Access Control Monitoring is a service that is provided by wholesale monitoring companies. Essentially, it consists of ensuring entrance is not granted to unauthorized persons. When entrance is forced or fraudulent in some way, the central station acts to alert predetermined officials of the incident.
Access control is most often applied in commercial business settings where access needs to be regulated to authorized personnel. Distinct from the traditional access-control method where a guard or padlock protects an entrance, technology makes unmanned entrances possible. Its applications vary in depth of application and security protection. Some monitoring methods can be monitored while others are not. And on that same vein, some technologies are more effective at intrusion prevention than others. Of course, not all are entirely designed to prevent human entrance. Some are merely designed to serve as visually appealing signs that not everyone is invited to enter.
While keypads and card scanners can be an exciting feature to include in a building, monitoring the devices gets tricky. First, access control does not have an industry-wide method of handling intrusion.

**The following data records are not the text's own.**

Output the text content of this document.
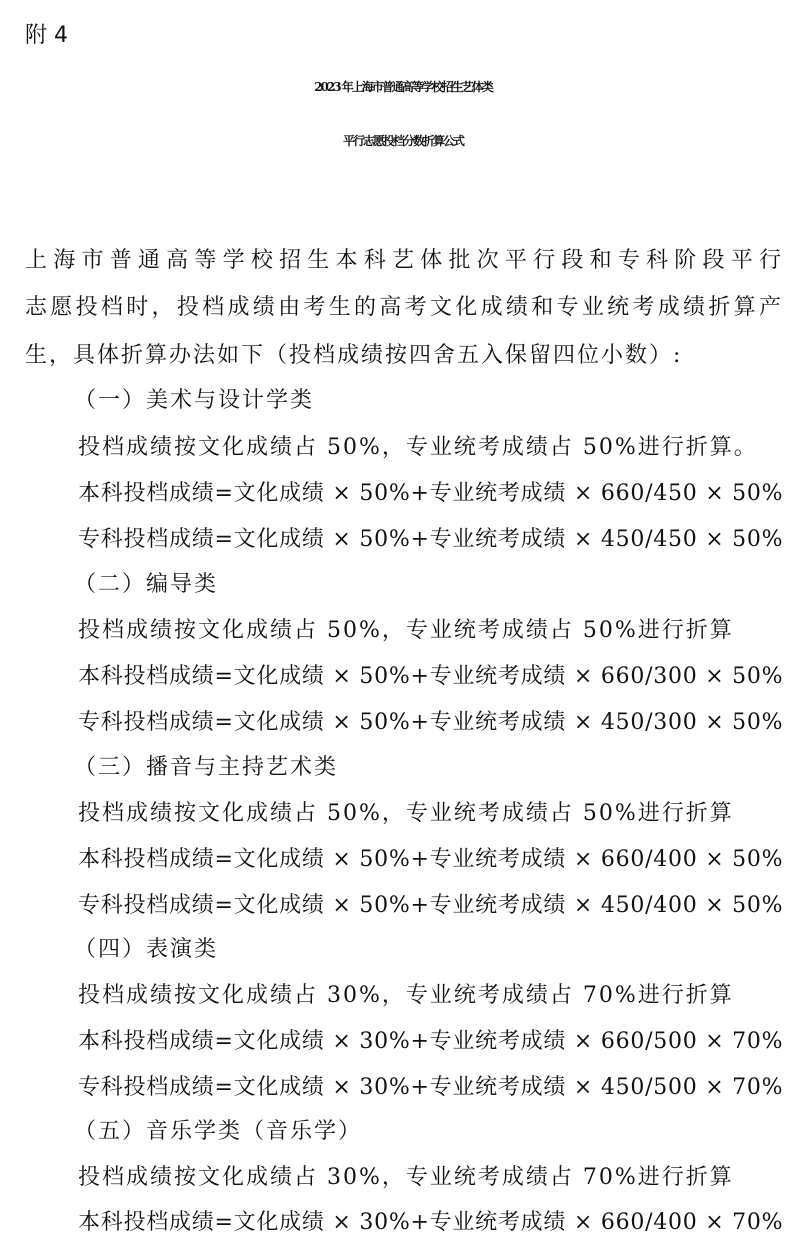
附 4
2023 年上海市普通高等学校招生艺体类
平行志愿投档分数折算公式
上海市普通高等学校招生本科艺体批次平行段和专科阶段平行
志愿投档时，投档成绩由考生的高考文化成绩和专业统考成绩折算产
生，具体折算办法如下（投档成绩按四舍五入保留四位小数）:
（一）美术与设计学类
投档成绩按文化成绩占 50%，专业统考成绩占 50%进行折算。
本科投档成绩=文化成绩 × 50%+专业统考成绩 × 660/450 × 50%
专科投档成绩=文化成绩 × 50%+专业统考成绩 × 450/450 × 50%
（二）编导类
投档成绩按文化成绩占 50%，专业统考成绩占 50%进行折算
本科投档成绩=文化成绩 × 50%+专业统考成绩 × 660/300 × 50%
专科投档成绩=文化成绩 × 50%+专业统考成绩 × 450/300 × 50%
（三）播音与主持艺术类
投档成绩按文化成绩占 50%，专业统考成绩占 50%进行折算
本科投档成绩=文化成绩 × 50%+专业统考成绩 × 660/400 × 50%
专科投档成绩=文化成绩 × 50%+专业统考成绩 × 450/400 × 50%
（四）表演类
投档成绩按文化成绩占 30%，专业统考成绩占 70%进行折算
本科投档成绩=文化成绩 × 30%+专业统考成绩 × 660/500 × 70%
专科投档成绩=文化成绩 × 30%+专业统考成绩 × 450/500 × 70%
（五）音乐学类（音乐学）
投档成绩按文化成绩占 30%，专业统考成绩占 70%进行折算
本科投档成绩=文化成绩 × 30%+专业统考成绩 × 660/400 × 70%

Therefore, scalability is the first issue that monitoring centers face. Think of it this way. If there are a hundred ways to respond to alarms triggered at access points, then creating action plans around each of those requires intensive problem solving over a period of time.
On the bright side, the technology in this industry is becoming more widely applied, making the scalability problem less burdensome. And, as standards are developed alongside more capable identification standards, access control can become an essential feature to tomorrow’s commercial security system.
An access control point can be a door, turnstile, parking gate, elevator, or a number of physical barriers. These can all be regulated by any of the technologies listed above and are only limited to the architecture they inhabit.